The victory was achieved in part thanks to tactical voting, particularly from previous Tory supporters. The Conservative vote sank from 15 per cent in 2019 to just 3.9 per cent on Thursday.
The Tories are likely to enter the next general election claiming that in the event of a hung Parliament Starmer can only become prime minister with SNP support — undermining the 316-year union between Scotland and England.
That was a key theme that former Tory leader David Cameron used against Labour to great effect in the 2015 election.
Yet that argument may strike less of a chord when Labour is 16 points ahead in the national polls, a lead that points to a decent majority for the party.
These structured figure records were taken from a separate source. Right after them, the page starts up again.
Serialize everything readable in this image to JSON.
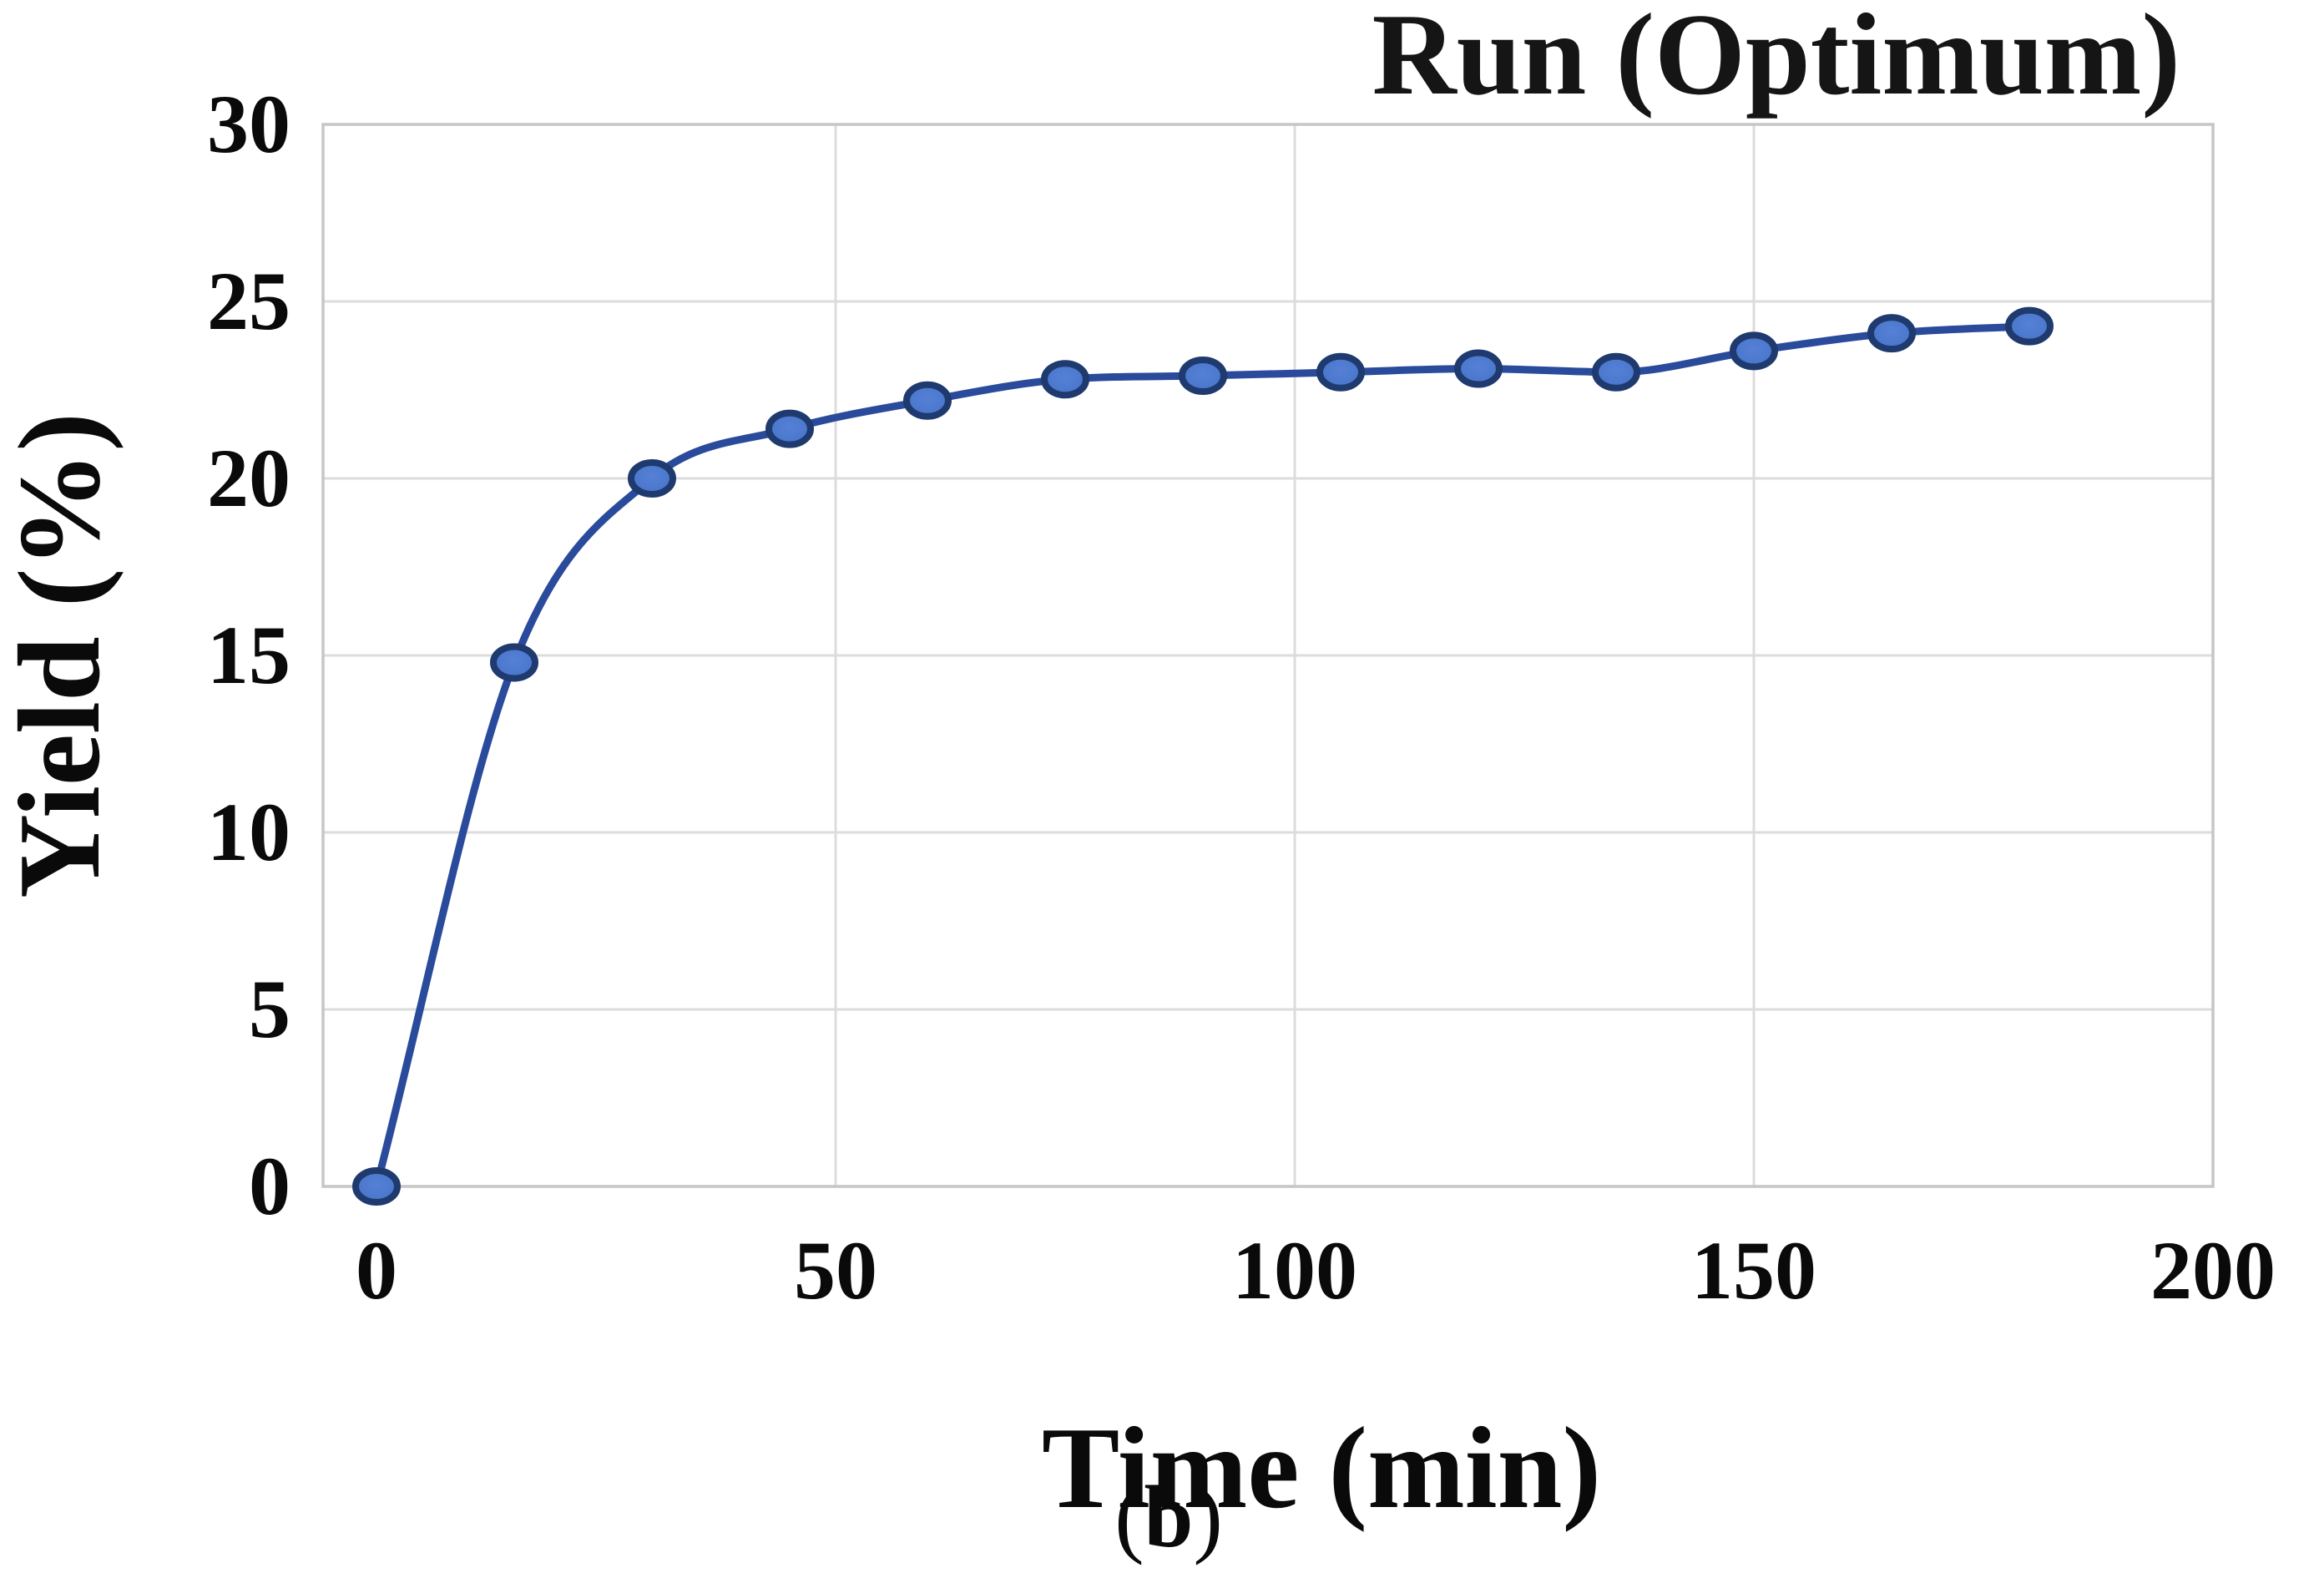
{
  "figure": {
    "caption": {
      "open": "(",
      "letter": "b",
      "close": ")"
    }
  },
  "chart_data": {
    "type": "line",
    "title": "Run (Optimum)",
    "xlabel": "Time (min)",
    "ylabel": "Yield (%)",
    "x": [
      0,
      15,
      30,
      45,
      60,
      75,
      90,
      105,
      120,
      135,
      150,
      165,
      180
    ],
    "series": [
      {
        "name": "Run (Optimum)",
        "values": [
          0,
          14.8,
          20.0,
          21.4,
          22.2,
          22.8,
          22.9,
          23.0,
          23.1,
          23.0,
          23.6,
          24.1,
          24.3
        ]
      }
    ],
    "x_ticks": [
      "0",
      "50",
      "100",
      "150",
      "200"
    ],
    "x_tick_values": [
      0,
      50,
      100,
      150,
      200
    ],
    "y_ticks": [
      "0",
      "5",
      "10",
      "15",
      "20",
      "25",
      "30"
    ],
    "y_tick_values": [
      0,
      5,
      10,
      15,
      20,
      25,
      30
    ],
    "xlim": [
      0,
      200
    ],
    "ylim": [
      0,
      30
    ],
    "grid": true,
    "smooth": true,
    "legend_position": "none",
    "marker": "circle",
    "colors": {
      "line": "#2A4B9B",
      "marker_fill": "#4673C8",
      "marker_fill_center": "#5580D6",
      "marker_edge": "#1E3A6E",
      "gridline": "#DCDCDC",
      "plot_border": "#C6C6C6",
      "text": "#0a0a0a"
    }
  }
}
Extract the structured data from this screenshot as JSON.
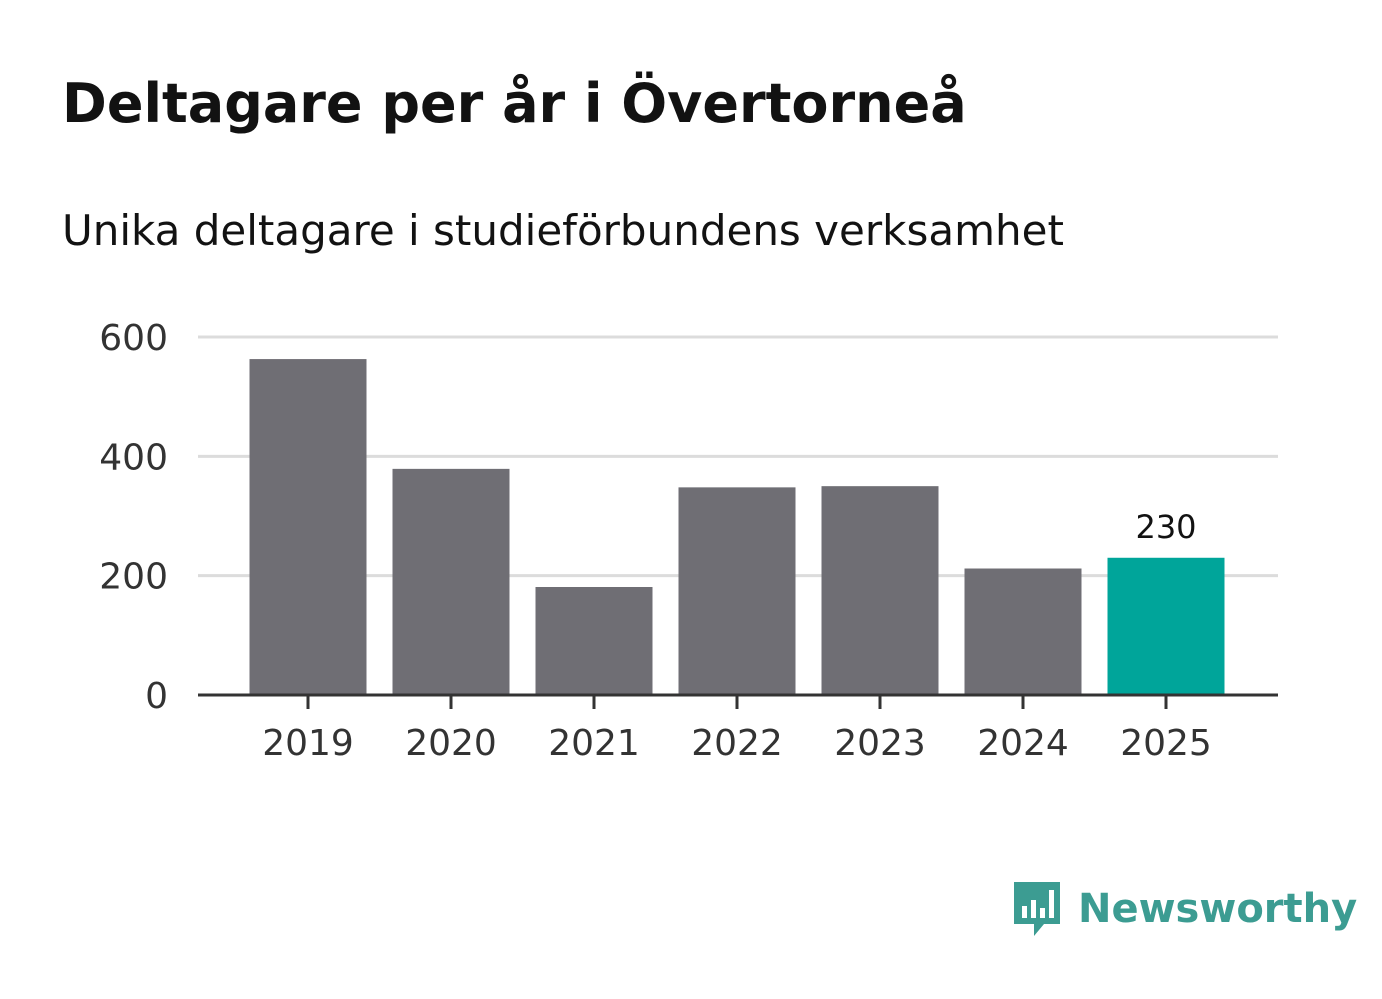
{
  "chart_data": {
    "type": "bar",
    "title": "Deltagare per år i Övertorneå",
    "subtitle": "Unika deltagare i studieförbundens verksamhet",
    "categories": [
      "2019",
      "2020",
      "2021",
      "2022",
      "2023",
      "2024",
      "2025"
    ],
    "values": [
      563,
      379,
      181,
      348,
      350,
      212,
      230
    ],
    "highlight_index": 6,
    "highlight_label": "230",
    "ylim": [
      0,
      600
    ],
    "yticks": [
      0,
      200,
      400,
      600
    ],
    "ytick_labels": [
      "0",
      "200",
      "400",
      "600"
    ],
    "xlabel": "",
    "ylabel": "",
    "grid": true
  },
  "colors": {
    "bar": "#6f6e74",
    "highlight": "#00a59a",
    "grid": "#dcdcdc",
    "axis": "#333333",
    "tick_text": "#333333",
    "brand": "#3c9c92"
  },
  "brand": {
    "name": "Newsworthy",
    "icon": "newsworthy-logo-icon"
  }
}
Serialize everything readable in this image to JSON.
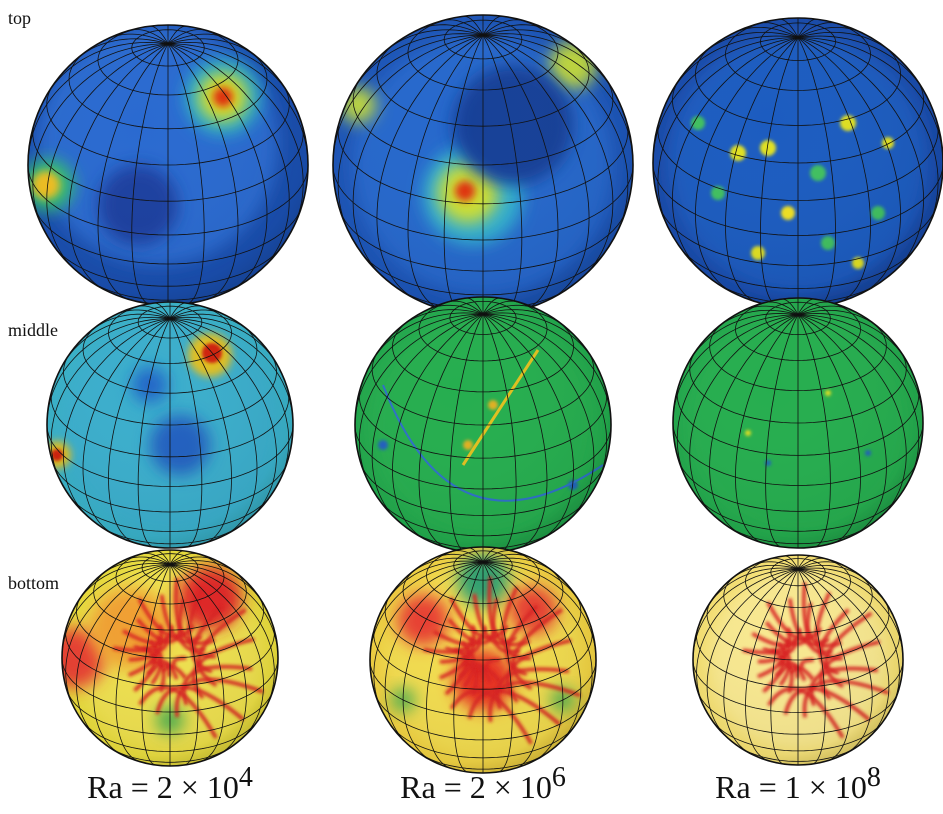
{
  "row_labels": [
    "top",
    "middle",
    "bottom"
  ],
  "column_labels": [
    {
      "base": "Ra = 2 × 10",
      "exponent": "4"
    },
    {
      "base": "Ra = 2 × 10",
      "exponent": "6"
    },
    {
      "base": "Ra = 1 × 10",
      "exponent": "8"
    }
  ]
}
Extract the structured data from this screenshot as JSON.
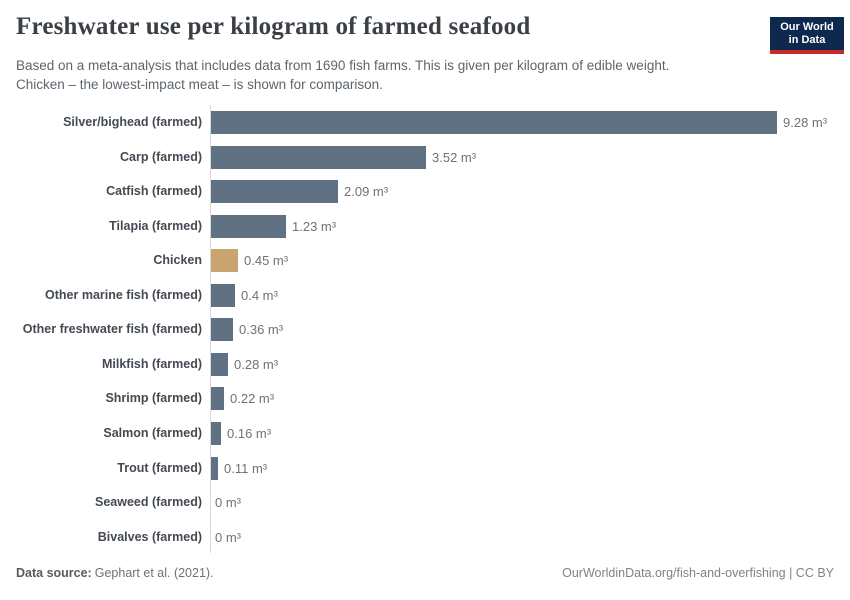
{
  "header": {
    "title": "Freshwater use per kilogram of farmed seafood",
    "subtitle_lines": [
      "Based on a meta-analysis that includes data from 1690 fish farms. This is given per kilogram of edible weight.",
      "Chicken – the lowest-impact meat – is shown for comparison."
    ],
    "logo": {
      "line1": "Our World",
      "line2": "in Data",
      "bg_color": "#0d2a4e",
      "accent_color": "#c62b2b"
    }
  },
  "chart_data": {
    "type": "bar",
    "orientation": "horizontal",
    "title": "Freshwater use per kilogram of farmed seafood",
    "unit": "m³",
    "xlim": [
      0,
      9.28
    ],
    "grid": false,
    "legend": "none",
    "categories": [
      "Silver/bighead (farmed)",
      "Carp (farmed)",
      "Catfish (farmed)",
      "Tilapia (farmed)",
      "Chicken",
      "Other marine fish (farmed)",
      "Other freshwater fish (farmed)",
      "Milkfish (farmed)",
      "Shrimp (farmed)",
      "Salmon (farmed)",
      "Trout (farmed)",
      "Seaweed (farmed)",
      "Bivalves (farmed)"
    ],
    "values": [
      9.28,
      3.52,
      2.09,
      1.23,
      0.45,
      0.4,
      0.36,
      0.28,
      0.22,
      0.16,
      0.11,
      0,
      0
    ],
    "value_labels": [
      "9.28 m³",
      "3.52 m³",
      "2.09 m³",
      "1.23 m³",
      "0.45 m³",
      "0.4 m³",
      "0.36 m³",
      "0.28 m³",
      "0.22 m³",
      "0.16 m³",
      "0.11 m³",
      "0 m³",
      "0 m³"
    ],
    "bar_colors": [
      "#5f7183",
      "#5f7183",
      "#5f7183",
      "#5f7183",
      "#c9a46f",
      "#5f7183",
      "#5f7183",
      "#5f7183",
      "#5f7183",
      "#5f7183",
      "#5f7183",
      "#5f7183",
      "#5f7183"
    ],
    "axis_color": "#d7d9db"
  },
  "footer": {
    "source_label": "Data source:",
    "source_text": "Gephart et al. (2021).",
    "attribution": "OurWorldinData.org/fish-and-overfishing | CC BY"
  }
}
Starmer has ruled out any deal with the nationalists.
Mark Diffley, founder of the Diffley Partnership, an Edinburgh-based polling company, said the result would help to “nullify” that line of attack. “It means that is less of a potent argument for the Conservatives,” he said.
Labour previously had a minor false dawn in Scotland in 2017 by winning seven seats, but then it lost six of them in the 2019 general election.
Anas Sarwar, Labour’s leader in Scotland, said when he took the job two years ago his party was 32 points behind the SNP.
“Two years later we are winning a parliamentary by-election having won more than 50 per cent of the vote, double the vote of the SNP.”
But Emily Gray, Scotland managing director of Ipsos, said her polling suggested that while the public wanted change they were still not “deeply in love” with Labour.
When it comes to Starmer and his party, she said, voters are “still fairly lukewarm”.